È poi toccato al Papa compiere il saluto iniziale. “La Chiesa riprende oggi il dialogo iniziato con la convocazione del Sinodo”. Ma cos’è il Sinodo? “Un camminare insieme con spirito di collegialità e di sinodalità, adottando coraggiosamente la parresia, lo zelo pastorale e dottrinale, la saggezza, la franchezza”. Hanno subito fatto il giro del mondo le spiegazioni di Francesco sull’assise. Eccole, allora: “non è un convegno o un parlatorio, non è un parlamento o un senato dove ci si mette d’accordo”. Bando ai “compromessi, ai negoziati, ai patteggiamenti”, dunque, per fare “il bene della Chiesa”. “Il Sinodo, infatti, è un’espressione ecclesiale, cioè è la Chiesa che cammina insieme per leggere la realtà con gli occhi della fede e il cuore di Dio”. Questo perché “il deposito della fede non rappresenta un museo da guardare e nemmeno solo da salvaguardare, ma è una fonte viva alla quale la Chiesa si disseta per dissetare e illuminare il deposito della vita”. Il Sinodo, che “si muove necessariamente nel seno della Chiesa”, “è uno spazio protetto ove la Chiesa sperimenta l’azione dello Spirito Santo”. Per ottenerne la forza, allora, Francesco indica tre ricette: “il coraggio apostolico”, “che non si lascia impaurire dalle seduzioni del mondo, che tendono a spegnere nel cuore la luce della verità sostituendola con piccole temporanee luci; l’umiltà evangelica, che porta a non puntare il dito contro gli altri per giudicarli, ma a tendere loro la mano; l’orazione fiduciosa, l’azione del cuore che si apre a Dio”.
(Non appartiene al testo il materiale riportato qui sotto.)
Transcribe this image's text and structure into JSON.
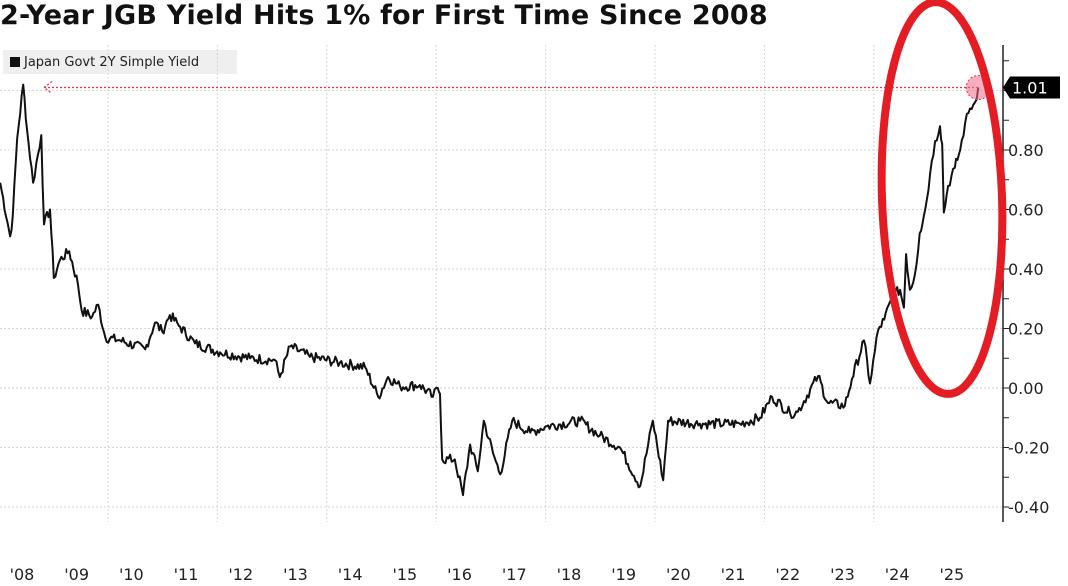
{
  "chart_data": {
    "type": "line",
    "title": "2-Year JGB Yield Hits 1% for First Time Since 2008",
    "legend": [
      "Japan Govt 2Y Simple Yield"
    ],
    "legend_position": "top-left",
    "xlabel": "",
    "ylabel": "",
    "x_tick_labels": [
      "'08",
      "'09",
      "'10",
      "'11",
      "'12",
      "'13",
      "'14",
      "'15",
      "'16",
      "'17",
      "'18",
      "'19",
      "'20",
      "'21",
      "'22",
      "'23",
      "'24",
      "'25"
    ],
    "y_tick_labels": [
      "0.80",
      "0.60",
      "0.40",
      "0.20",
      "0.00",
      "-0.20",
      "-0.40"
    ],
    "y_ticks": [
      0.8,
      0.6,
      0.4,
      0.2,
      0.0,
      -0.2,
      -0.4
    ],
    "ylim": [
      -0.45,
      1.15
    ],
    "xlim": [
      2008.0,
      2026.3
    ],
    "y_axis_side": "right",
    "grid": true,
    "last_value_label": "1.01",
    "last_value": 1.01,
    "line_color": "#111111",
    "highlight_color": "#e8304a",
    "series": [
      {
        "name": "Japan Govt 2Y Simple Yield",
        "x": [
          2008.03,
          2008.21,
          2008.26,
          2008.34,
          2008.45,
          2008.52,
          2008.63,
          2008.78,
          2008.83,
          2008.94,
          2009.01,
          2009.12,
          2009.29,
          2009.45,
          2009.52,
          2009.71,
          2009.82,
          2009.95,
          2010.22,
          2010.68,
          2010.86,
          2010.99,
          2011.13,
          2011.32,
          2011.59,
          2012.05,
          2012.6,
          2013.05,
          2013.14,
          2013.33,
          2013.69,
          2014.24,
          2014.7,
          2014.94,
          2015.12,
          2015.34,
          2015.7,
          2015.94,
          2016.03,
          2016.07,
          2016.11,
          2016.34,
          2016.49,
          2016.62,
          2016.76,
          2016.87,
          2017.04,
          2017.17,
          2017.39,
          2017.72,
          2017.99,
          2018.63,
          2018.99,
          2019.36,
          2019.73,
          2019.96,
          2020.15,
          2020.24,
          2020.82,
          2021.55,
          2021.92,
          2022.14,
          2022.47,
          2022.61,
          2022.98,
          2023.16,
          2023.47,
          2023.6,
          2023.82,
          2023.93,
          2024.08,
          2024.19,
          2024.35,
          2024.48,
          2024.55,
          2024.59,
          2024.66,
          2024.75,
          2024.84,
          2024.94,
          2025.03,
          2025.12,
          2025.21,
          2025.25,
          2025.28,
          2025.36,
          2025.48,
          2025.58,
          2025.67,
          2025.76,
          2025.85,
          2025.91
        ],
        "values": [
          0.69,
          0.51,
          0.58,
          0.84,
          1.02,
          0.87,
          0.69,
          0.85,
          0.55,
          0.6,
          0.37,
          0.43,
          0.46,
          0.35,
          0.26,
          0.24,
          0.28,
          0.17,
          0.16,
          0.13,
          0.22,
          0.19,
          0.245,
          0.205,
          0.15,
          0.12,
          0.1,
          0.094,
          0.037,
          0.14,
          0.105,
          0.085,
          0.07,
          -0.03,
          0.037,
          0.005,
          0.01,
          -0.03,
          0.0,
          -0.02,
          -0.24,
          -0.24,
          -0.36,
          -0.19,
          -0.28,
          -0.11,
          -0.22,
          -0.29,
          -0.11,
          -0.15,
          -0.13,
          -0.11,
          -0.16,
          -0.2,
          -0.33,
          -0.11,
          -0.31,
          -0.11,
          -0.12,
          -0.12,
          -0.1,
          -0.03,
          -0.085,
          -0.08,
          0.04,
          -0.05,
          -0.06,
          0.03,
          0.16,
          0.015,
          0.195,
          0.23,
          0.31,
          0.33,
          0.27,
          0.45,
          0.33,
          0.38,
          0.52,
          0.6,
          0.72,
          0.83,
          0.88,
          0.82,
          0.59,
          0.68,
          0.74,
          0.8,
          0.89,
          0.94,
          0.96,
          1.01
        ]
      }
    ]
  }
}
A prendere la parola, lo farà anche in conferenza stampa, è stato poi il relatore generale del Sinodo, il cardinale Peter Erdo. Relazione lunga, la sua, ben 13 pagine, nelle quali ha messo in evidenza, in maniera “sistematizzante”, il contenuto dell’Instrumentum laboris e i suggerimenti arrivati da tutto l’orbe cattolico. Diversi i temi trattati, dalla “fuga dalle Istituzioni” al contesto socio – culturale, all’antropologia, alla missione e vocazione della famiglia. Fra le parole al centro della relatio, divorzio, aborto, Eucarestia. Monsignor Bruno Forte, in conferenza stampa, assocerà il Sinodo al Concilio Vaticano II quanto alla “pastoralità”. Tanta carne al fuoco, tante gatte da pelare per i padri sinodali. Per Erdo, uno dei problemi essenziali è l’ “integrazione ecclesiale” delle famiglie, da realizzare grazie a “centri di ascolto” da portare avanti nelle diocesi o chiarendo meglio “l’eventuale invalidità del matrimonio naufragato”. Rispetto ai divorziati risposati, Erdo ha sollevato la necessità che vengano trovate “soluzioni pastorali”, tenuta presente “l’indissolubilità del matrimonio” e comunque i semina Verbis che si trovano nelle convivenze. Anche rispetto alle persone con tendenze omosessuali, il card. Erdo ha garantito la sollecitudine da parte della Chiesa, perché “siano accolti con rispetto e delicatezza”.

A presentare composizione e lavori del Sinodo era stato invece il cardinale Lorenzo Baldisseri, segretario generale dell’assise, che ha invocato “una nuova prossimità tra la famiglia e la Chiesa”. Il porporato ha detto che la Segreteria generale del Sinodo ha ricevuto 102 risposte al questionario di 46 domande e come a queste si sono aggiunte altre 400 osservazioni, inviate spontaneamente da parrocchie, movimenti, gruppi ecclesiali diocesani.

Presidente delegato di turno alla prima Congregazione generale è stato invece il cardinale André Vingt –Trois, che, se in Aula ha sottolineato il tempo propizio del Giubileo della Misericordia, ai giornalisti ha sottolineato come nel Sinodo “ci si confronta in maniera aperta”. Una sfida nella quale, fuori dalle pressioni dei media, non bisogna aspettarsi “un cambiamento spettacolare nella dottrina”. Espressioni utilizzate anche da monsignor Bruno Forte, per il quale “la Chiesa non può restare insensibile alle sfide pastorali e si tratta di vedere, nella fedeltà alla dottrina della Chiesa, come venire incontro a esse”.